David Perron a reçu une belle ovation de la part des spectateurs du Match des Champions, organisé par la Classique Pif mercredi soir.

David Perron et l’étiquette de champion

À pareille date l’an dernier, David Perron participait une fois de plus au Match des Champions de la Classique Pif. Malgré sa participation à la grande finale de la LNH, les Sherbrookois lui avaient réservé un accueil timide en 2018. Mais cette fois, tout était différent. C’est avec l’étiquette de champion que le membre des Blues de St. Louis a effectué un retour dans son patelin mercredi, à sa première apparition publique depuis sa conquête de la coupe Stanley. Ce qui lui a valu une ovation monstre.

Tous n’en avaient que pour le hockeyeur de Fleurimont lors du traditionnel Match des Champions présenté au parc Quintal. Et avec raison. Entre deux signatures d’autographe, la coqueluche du grand public a bien voulu revenir sur ses derniers jours de célébrations. 

« Ça m’a pris onze ans avant de me rendre en finale et douze avant de gagner la coupe Stanley. Si je l’avais remportée à ma première année, je ne l’aurais pas savourée autant. J’ai réalisé à quel point c’était difficile de gagner la coupe Stanley. Il y a tellement d’efforts et de sacrifices qui se cachent derrière ça. Aujourd’hui, je suis comblé », explique David Perron.

Au lendemain de sa victoire, le hockeyeur avait lancé une citation faisant sursauter bien des amateurs.

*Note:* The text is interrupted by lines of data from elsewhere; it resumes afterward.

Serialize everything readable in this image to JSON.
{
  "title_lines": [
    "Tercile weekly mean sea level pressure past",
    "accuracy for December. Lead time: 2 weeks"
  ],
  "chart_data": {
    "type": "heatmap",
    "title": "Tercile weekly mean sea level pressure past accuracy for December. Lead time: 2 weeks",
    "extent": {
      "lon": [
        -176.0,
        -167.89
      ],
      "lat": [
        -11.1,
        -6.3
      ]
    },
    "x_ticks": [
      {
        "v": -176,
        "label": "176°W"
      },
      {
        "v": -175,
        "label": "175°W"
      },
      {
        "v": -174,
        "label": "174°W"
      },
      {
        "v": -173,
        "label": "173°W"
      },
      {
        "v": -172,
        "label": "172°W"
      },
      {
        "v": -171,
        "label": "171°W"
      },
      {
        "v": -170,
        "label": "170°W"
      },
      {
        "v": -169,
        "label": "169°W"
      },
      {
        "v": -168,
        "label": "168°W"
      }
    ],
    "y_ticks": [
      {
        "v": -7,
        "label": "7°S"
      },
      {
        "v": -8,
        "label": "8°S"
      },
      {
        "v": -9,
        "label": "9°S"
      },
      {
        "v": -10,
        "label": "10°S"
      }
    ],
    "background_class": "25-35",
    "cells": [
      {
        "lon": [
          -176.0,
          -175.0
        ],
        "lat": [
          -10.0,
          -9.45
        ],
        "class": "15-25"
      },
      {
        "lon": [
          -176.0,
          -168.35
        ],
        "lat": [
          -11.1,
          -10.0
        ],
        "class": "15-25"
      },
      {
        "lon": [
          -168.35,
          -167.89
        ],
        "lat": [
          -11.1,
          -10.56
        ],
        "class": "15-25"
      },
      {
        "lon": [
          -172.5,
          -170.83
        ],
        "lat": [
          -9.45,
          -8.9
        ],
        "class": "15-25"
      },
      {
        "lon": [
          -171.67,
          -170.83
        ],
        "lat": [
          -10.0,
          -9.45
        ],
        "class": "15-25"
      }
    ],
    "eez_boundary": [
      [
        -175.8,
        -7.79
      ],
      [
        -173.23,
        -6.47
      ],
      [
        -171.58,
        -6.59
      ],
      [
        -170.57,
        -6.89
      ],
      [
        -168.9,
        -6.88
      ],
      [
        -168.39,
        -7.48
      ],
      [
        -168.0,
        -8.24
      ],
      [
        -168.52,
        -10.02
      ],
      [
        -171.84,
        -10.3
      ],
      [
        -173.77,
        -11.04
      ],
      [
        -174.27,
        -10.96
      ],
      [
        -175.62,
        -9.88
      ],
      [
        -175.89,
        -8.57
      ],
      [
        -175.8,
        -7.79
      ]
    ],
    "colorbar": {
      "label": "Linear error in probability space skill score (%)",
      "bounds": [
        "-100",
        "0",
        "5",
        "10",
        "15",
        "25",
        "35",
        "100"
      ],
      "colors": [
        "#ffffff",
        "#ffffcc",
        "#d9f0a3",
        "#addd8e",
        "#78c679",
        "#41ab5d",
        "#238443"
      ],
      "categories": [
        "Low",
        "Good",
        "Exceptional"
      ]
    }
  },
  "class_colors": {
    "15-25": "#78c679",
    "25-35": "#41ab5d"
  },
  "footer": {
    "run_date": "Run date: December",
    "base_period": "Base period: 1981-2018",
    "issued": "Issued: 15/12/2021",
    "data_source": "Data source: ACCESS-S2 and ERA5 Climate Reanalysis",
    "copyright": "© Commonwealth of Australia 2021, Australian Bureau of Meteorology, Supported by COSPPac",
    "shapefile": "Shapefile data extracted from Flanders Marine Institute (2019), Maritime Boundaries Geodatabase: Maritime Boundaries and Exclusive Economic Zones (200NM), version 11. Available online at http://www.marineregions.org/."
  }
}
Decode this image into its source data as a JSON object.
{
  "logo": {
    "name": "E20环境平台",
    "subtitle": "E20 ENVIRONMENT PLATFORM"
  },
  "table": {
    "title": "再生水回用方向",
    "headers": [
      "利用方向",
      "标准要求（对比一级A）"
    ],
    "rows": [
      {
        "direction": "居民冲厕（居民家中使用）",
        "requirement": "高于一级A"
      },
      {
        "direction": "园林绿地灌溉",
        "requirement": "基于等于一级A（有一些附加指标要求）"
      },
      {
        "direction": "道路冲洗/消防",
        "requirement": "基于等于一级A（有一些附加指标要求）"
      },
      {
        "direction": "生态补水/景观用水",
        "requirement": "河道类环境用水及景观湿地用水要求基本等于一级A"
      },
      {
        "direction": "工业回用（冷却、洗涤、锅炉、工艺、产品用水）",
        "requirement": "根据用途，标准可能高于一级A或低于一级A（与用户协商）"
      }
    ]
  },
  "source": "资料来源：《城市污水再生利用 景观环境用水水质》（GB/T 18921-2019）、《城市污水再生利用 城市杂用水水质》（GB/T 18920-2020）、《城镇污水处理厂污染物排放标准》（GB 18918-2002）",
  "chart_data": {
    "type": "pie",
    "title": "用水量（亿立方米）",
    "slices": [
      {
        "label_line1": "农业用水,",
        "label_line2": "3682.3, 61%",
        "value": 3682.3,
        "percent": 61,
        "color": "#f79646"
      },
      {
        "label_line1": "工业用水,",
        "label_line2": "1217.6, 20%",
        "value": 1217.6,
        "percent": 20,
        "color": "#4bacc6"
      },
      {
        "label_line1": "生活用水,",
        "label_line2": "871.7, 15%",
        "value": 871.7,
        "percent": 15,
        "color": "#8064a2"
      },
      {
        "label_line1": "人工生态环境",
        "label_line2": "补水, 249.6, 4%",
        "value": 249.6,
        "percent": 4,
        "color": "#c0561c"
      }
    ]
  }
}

« Je l’assume, j’ai vraiment dit après notre conquête de la coupe Stanley que si je ne gagnais plus un seul match dans la LNH, ça ne me dérangerait pas. Plusieurs ont compris ce que je voulais dire, mais ce n’est pas tout le monde. J’étais encore euphorique au lendemain de notre victoire, je n’avais pas du tout dormi avant de donner cet interview et j’avais à ce moment-là le sentiment d’avoir accompli ce que je souhaitais. Mais en goûtant au succès, on en veut encore et je le réalise en tournant tranquillement la page sur notre conquête. »

Il faut avouer que Perron avait en effet soif de victoire cette saison.

« J’avais participé à la finale de la coupe l’an dernier, rappelle-t-il. Après avoir connu ma meilleure saison en carrière, j’étais blessé en séries et j’espérais seulement avoir une autre chance de gagner la coupe. C’est ce qui est arrivé et j’ai saisi cette chance. Je tenais à avoir un impact avec mon équipe et l’an dernier, j’étais très déçu. Alors que cette année, je crois avoir bien aidé mon équipe à gagner. »

L’une de ses grandes fiertés?

« J’ai joué beaucoup de hockey intense dans ma carrière, mais je suis content de l’avoir fait alors que tous les yeux étaient rivés vers nous en finale. L’intensité était encore plus là en séries et je crois avoir réussi à lever mon jeu d’un cran dans les moments importants. On m’a souvent reproché que mon coup de patin n’était pas ma force, mais malgré tout, j’ai su me démarquer et jouer un rôle important dans cette victoire. »

De nombreux athlètes et membres des médias, dont Jacques Rougeau et Mathieu Beaumont, étaient réunis à l’occasion du Match des Champions, remporté par l’équipe du Phoenix de Sherbrooke.

Motivé par son passé et sa famille

Après avoir jeté les gants dans les airs et foncé vers son gardien afin de célébrer la victoire, David Perron a aussitôt pensé à sa famille et à tous les sacrifices de ses parents, qui n’ont entre autres jamais hésité à multiplier les heures de « taxi » pour l’appuyer. « Je n’ai jamais joué au hockey pour une autre personne que moi. Mais quand j’ai réalisé que je venais de gagner la coupe Stanley, j’ai tout de suite pensé à ma mère, mon père, mon frère et à toute ma famille. »

D’ailleurs, son passé hasardeux l’a amené à puiser dans ses dernières ressources lors des séries éliminatoires. Rappelons que David Perron est passé du midget B au junior AAA, au junior majeur et à la LNH en peu de temps. 

« Avant chaque match des séries, je me rappelais tous mes souvenirs de jeunesse au hockey : mon hockey mineur, mes parties à l’extérieur au parc de mon quartier, mon junior, mon repêchage. Je repensais à mon parcours durant cinq ou dix minutes et par la suite, j’étais crinqué. J’étais prêt à défoncer les murs. J’ai d’ailleurs foncé dans le mur quelques fois d’ailleurs quand je me mesurais à Zdeno Chara! » dit-il en riant.